While Yaron Orbach’s camera repeatedly evokes Patrick’s naïveté and yearning, as he’s lost in shadows suffused with deep blue or green city lights, the setting also remains resolutely “foreign.” A film designed to “raise awareness” in oblivious Westerners of this particular sort of sex traffic, and much like Marco Kreuzpaintner’s Trade, Holly is earnest to a fault, its outrage and sense of purpose clearly aligned with the white guy who cannot figure out how to be the hero he imagines. His frustrations are comprehensible, his good intentions might even be admirable.

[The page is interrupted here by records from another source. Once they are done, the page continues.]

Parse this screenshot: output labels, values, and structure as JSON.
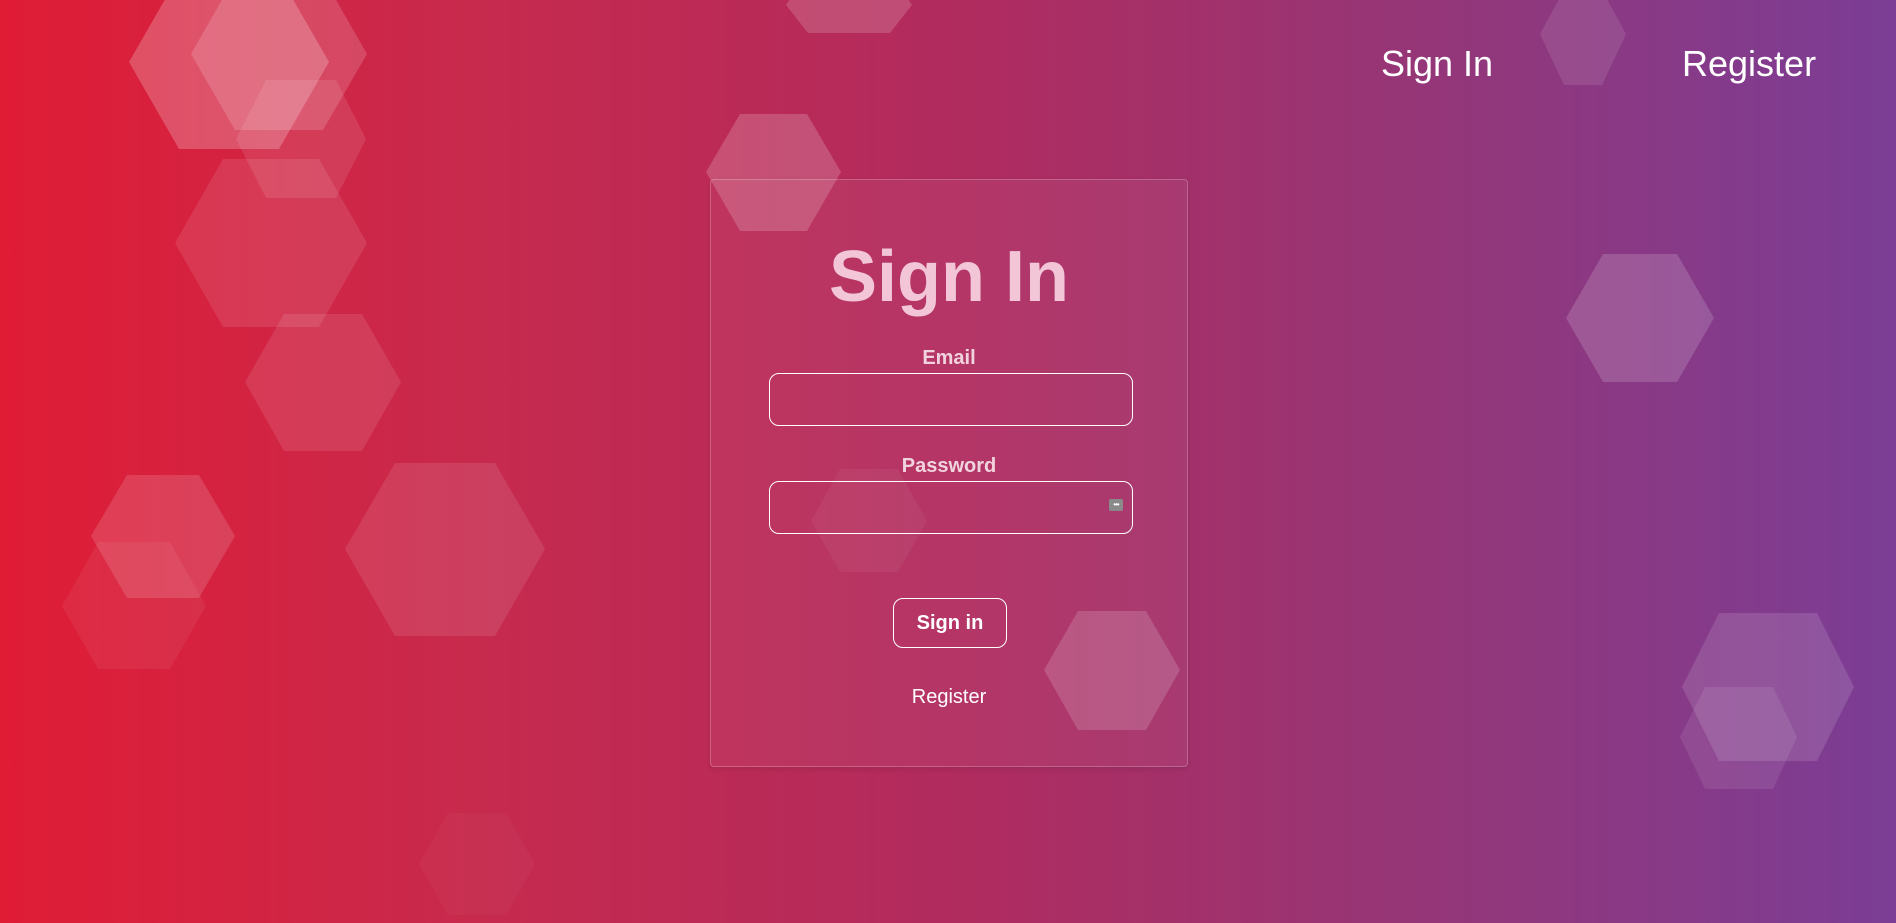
{
  "nav": {
    "signin_label": "Sign In",
    "register_label": "Register"
  },
  "form": {
    "title": "Sign In",
    "email_label": "Email",
    "email_value": "",
    "password_label": "Password",
    "password_value": "",
    "submit_label": "Sign in",
    "register_link_label": "Register"
  },
  "theme": {
    "gradient_start": "#e01c35",
    "gradient_end": "#7b3d95",
    "title_color": "#f2c6d6"
  },
  "icons": {
    "password_manager": "password-manager-icon"
  }
}
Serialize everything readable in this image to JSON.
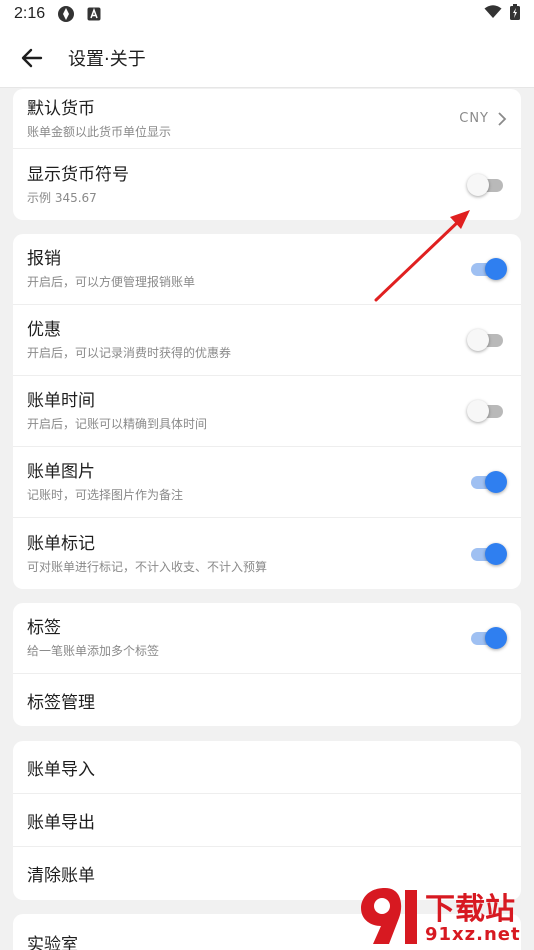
{
  "status_bar": {
    "time": "2:16"
  },
  "app_bar": {
    "title": "设置·关于"
  },
  "card1": {
    "currency": {
      "title": "默认货币",
      "subtitle": "账单金额以此货币单位显示",
      "value": "CNY"
    },
    "symbol": {
      "title": "显示货币符号",
      "subtitle": "示例 345.67",
      "enabled": false
    }
  },
  "card2": {
    "items": [
      {
        "title": "报销",
        "subtitle": "开启后，可以方便管理报销账单",
        "enabled": true
      },
      {
        "title": "优惠",
        "subtitle": "开启后，可以记录消费时获得的优惠券",
        "enabled": false
      },
      {
        "title": "账单时间",
        "subtitle": "开启后，记账可以精确到具体时间",
        "enabled": false
      },
      {
        "title": "账单图片",
        "subtitle": "记账时，可选择图片作为备注",
        "enabled": true
      },
      {
        "title": "账单标记",
        "subtitle": "可对账单进行标记，不计入收支、不计入预算",
        "enabled": true
      }
    ]
  },
  "card3": {
    "tags": {
      "title": "标签",
      "subtitle": "给一笔账单添加多个标签",
      "enabled": true
    },
    "tag_manage": "标签管理"
  },
  "card4": {
    "import": "账单导入",
    "export": "账单导出",
    "clear": "清除账单"
  },
  "card5": {
    "lab": "实验室"
  },
  "watermark": {
    "line1": "下载站",
    "line2": "91xz.net"
  },
  "colors": {
    "accent": "#2f7ff0",
    "annotation_arrow": "#e02020"
  }
}
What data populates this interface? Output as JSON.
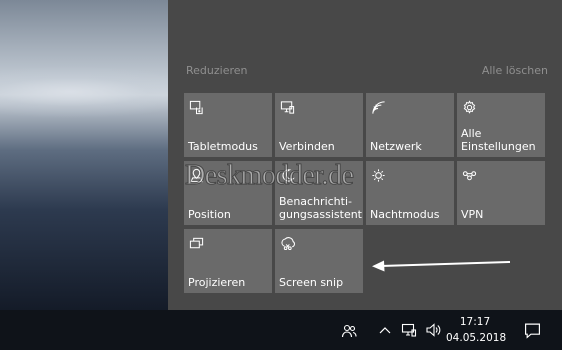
{
  "panel": {
    "collapse_label": "Reduzieren",
    "clear_all_label": "Alle löschen"
  },
  "tiles": [
    {
      "label": "Tablet­modus",
      "icon": "tablet-mode-icon"
    },
    {
      "label": "Verbinden",
      "icon": "connect-icon"
    },
    {
      "label": "Netzwerk",
      "icon": "network-icon"
    },
    {
      "label": "Alle\nEinstellungen",
      "icon": "settings-gear-icon"
    },
    {
      "label": "Position",
      "icon": "location-icon"
    },
    {
      "label": "Benachrichti-\ngungsassistent",
      "icon": "focus-assist-moon-icon"
    },
    {
      "label": "Nachtmodus",
      "icon": "night-light-icon"
    },
    {
      "label": "VPN",
      "icon": "vpn-icon"
    },
    {
      "label": "Projizieren",
      "icon": "project-icon"
    },
    {
      "label": "Screen snip",
      "icon": "screen-snip-icon"
    }
  ],
  "watermark": "Deskmodder.de",
  "taskbar": {
    "time": "17:17",
    "date": "04.05.2018"
  },
  "colors": {
    "panel_bg": "#484848",
    "tile_bg": "#6a6a6a",
    "taskbar_bg": "#0f1319",
    "annotation_arrow": "#ffffff"
  }
}
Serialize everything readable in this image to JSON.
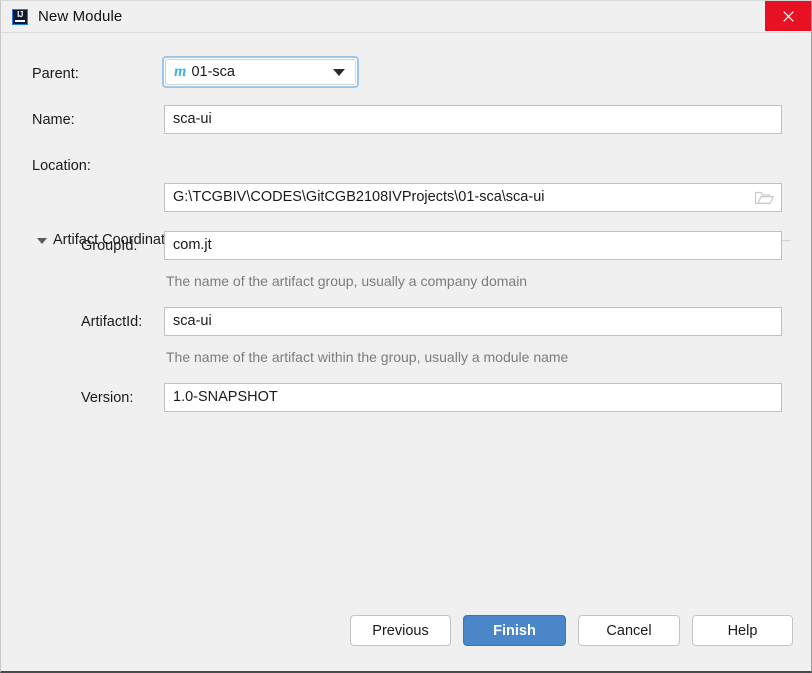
{
  "window": {
    "title": "New Module",
    "icon": "intellij-idea-icon",
    "close_label": "×"
  },
  "form": {
    "parent": {
      "label": "Parent:",
      "value": "01-sca",
      "icon": "maven-module-icon",
      "icon_glyph": "m"
    },
    "name": {
      "label": "Name:",
      "value": "sca-ui"
    },
    "location": {
      "label": "Location:",
      "value": "G:\\TCGBIV\\CODES\\GitCGB2108IVProjects\\01-sca\\sca-ui",
      "browse_icon": "folder-icon"
    }
  },
  "artifact_section": {
    "title": "Artifact Coordinates",
    "expanded": true,
    "fields": [
      {
        "label": "GroupId:",
        "value": "com.jt",
        "hint": "The name of the artifact group, usually a company domain"
      },
      {
        "label": "ArtifactId:",
        "value": "sca-ui",
        "hint": "The name of the artifact within the group, usually a module name"
      },
      {
        "label": "Version:",
        "value": "1.0-SNAPSHOT",
        "hint": ""
      }
    ]
  },
  "buttons": {
    "previous": "Previous",
    "finish": "Finish",
    "cancel": "Cancel",
    "help": "Help"
  },
  "colors": {
    "dialog_background": "#f0f0f0",
    "primary_button": "#4a86c8",
    "close_button": "#e81123",
    "focus_ring": "#9cc6ee",
    "maven_icon": "#3ab3e0",
    "hint_text": "#7c7c7c"
  }
}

The representation of Holly’s self-understanding is a trickier business. She wants to be “stubborn” and tough” as Patrick suggests she is, but she’s also a child, afraid, alone, and traumatized. When she declares her love for Patrick, suggesting they “Go America, I wife you,” he pulls back, insisting she’s too young to “wife me.” Oh no, she clarifies, “I many men.” It’s a concept beyond Patrick’s ken, of course, and he reacts irrationally, with a series of bad decisions that leave both of them stranded. Holly argues that you must come to understand the “different set of values,” rather than exploit or absorb it into your own worldview.